I would like to start back up again by discussing Sebastopol’s Sustainable Design Assessment Team (SDAT) grant from the American Institute of Architects (AIA). I am the chairman of the steering committee that successfully applied for the grant last fall (view the application here). In the application, the committee expressed a need to address issues of connectivity in our community and as such titled our effort SebastopolConnect. There is a need to improve pedestrian and bike connections between our core and the surrounding neighborhoods; improve connections between the core and beautiful nearby surrounding natural environment; improve connections between downtown businesses and their clientele; and improve interpersonal connections between members of the community to support a creative long-term plan for future development in our core.

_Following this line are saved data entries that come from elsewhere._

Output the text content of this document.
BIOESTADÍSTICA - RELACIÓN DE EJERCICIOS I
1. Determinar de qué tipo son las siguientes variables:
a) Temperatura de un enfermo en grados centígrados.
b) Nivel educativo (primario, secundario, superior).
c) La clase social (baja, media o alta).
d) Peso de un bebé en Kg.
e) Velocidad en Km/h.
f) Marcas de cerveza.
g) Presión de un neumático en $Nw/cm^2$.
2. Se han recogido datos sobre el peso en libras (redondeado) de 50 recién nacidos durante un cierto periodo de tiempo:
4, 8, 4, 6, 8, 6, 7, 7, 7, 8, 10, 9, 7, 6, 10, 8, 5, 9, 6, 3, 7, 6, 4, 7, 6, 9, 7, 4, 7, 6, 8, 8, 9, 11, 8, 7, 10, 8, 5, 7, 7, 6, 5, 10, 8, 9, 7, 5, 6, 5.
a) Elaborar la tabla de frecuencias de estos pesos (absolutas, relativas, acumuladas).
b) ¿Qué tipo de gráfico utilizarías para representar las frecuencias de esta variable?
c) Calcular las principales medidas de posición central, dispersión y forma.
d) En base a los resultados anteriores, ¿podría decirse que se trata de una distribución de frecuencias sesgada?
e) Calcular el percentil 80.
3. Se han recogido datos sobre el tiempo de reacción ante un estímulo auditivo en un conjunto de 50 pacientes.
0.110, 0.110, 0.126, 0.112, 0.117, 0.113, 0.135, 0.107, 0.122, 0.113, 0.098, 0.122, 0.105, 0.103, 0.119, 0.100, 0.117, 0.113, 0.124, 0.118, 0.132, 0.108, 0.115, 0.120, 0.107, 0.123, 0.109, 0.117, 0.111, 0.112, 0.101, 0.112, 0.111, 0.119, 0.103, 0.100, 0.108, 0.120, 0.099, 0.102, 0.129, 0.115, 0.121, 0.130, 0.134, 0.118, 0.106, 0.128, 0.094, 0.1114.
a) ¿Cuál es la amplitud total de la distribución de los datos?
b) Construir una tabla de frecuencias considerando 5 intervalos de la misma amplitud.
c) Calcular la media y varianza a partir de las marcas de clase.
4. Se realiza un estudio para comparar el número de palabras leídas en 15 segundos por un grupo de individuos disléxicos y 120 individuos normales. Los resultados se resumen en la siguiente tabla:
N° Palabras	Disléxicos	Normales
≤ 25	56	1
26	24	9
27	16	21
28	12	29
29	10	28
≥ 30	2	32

The way the grant works is that the AIA sends a multidisciplinary team of professionals to a community to help develop a vision and framework for a sustainable future. The team spends an intense 3 days meeting with a community and developing recommendations for long-term sustainability. The team spent May 15-17 in Sebastopol and was comprised of planners, urban designers, architects, landscape architects and a transportation engineer.

poster image

The first day consisted of public workshops to solicit feedback from the community on several targeted issues: Transportation and parking, pedestrian, bike and community connections, urban design and design standards, and land use and land use standards. The workshops were well attended and the team received valuable and insightful feedback from the community. The team spent the next 2 days working on their recommendations with graphic and logistical support from a team of local volunteers.

final presentation

At the end of the last day the team unveiled their recommendations at a public meeting. Since that time they have followed up with a written report providing more detail on their recommendations and suggestions for implementation.

The steering committee made a presentation to the city council October 1, 2013. We gave brief presentations on short, medium and long-term recommendations. It was well received by the council and we agreed to delve further into the report at a study session in the near future. It’s been exciting to get to this point, and a bit daunting to think about implementing the suggestions. I plan on discussing many of the recommendations through this blog.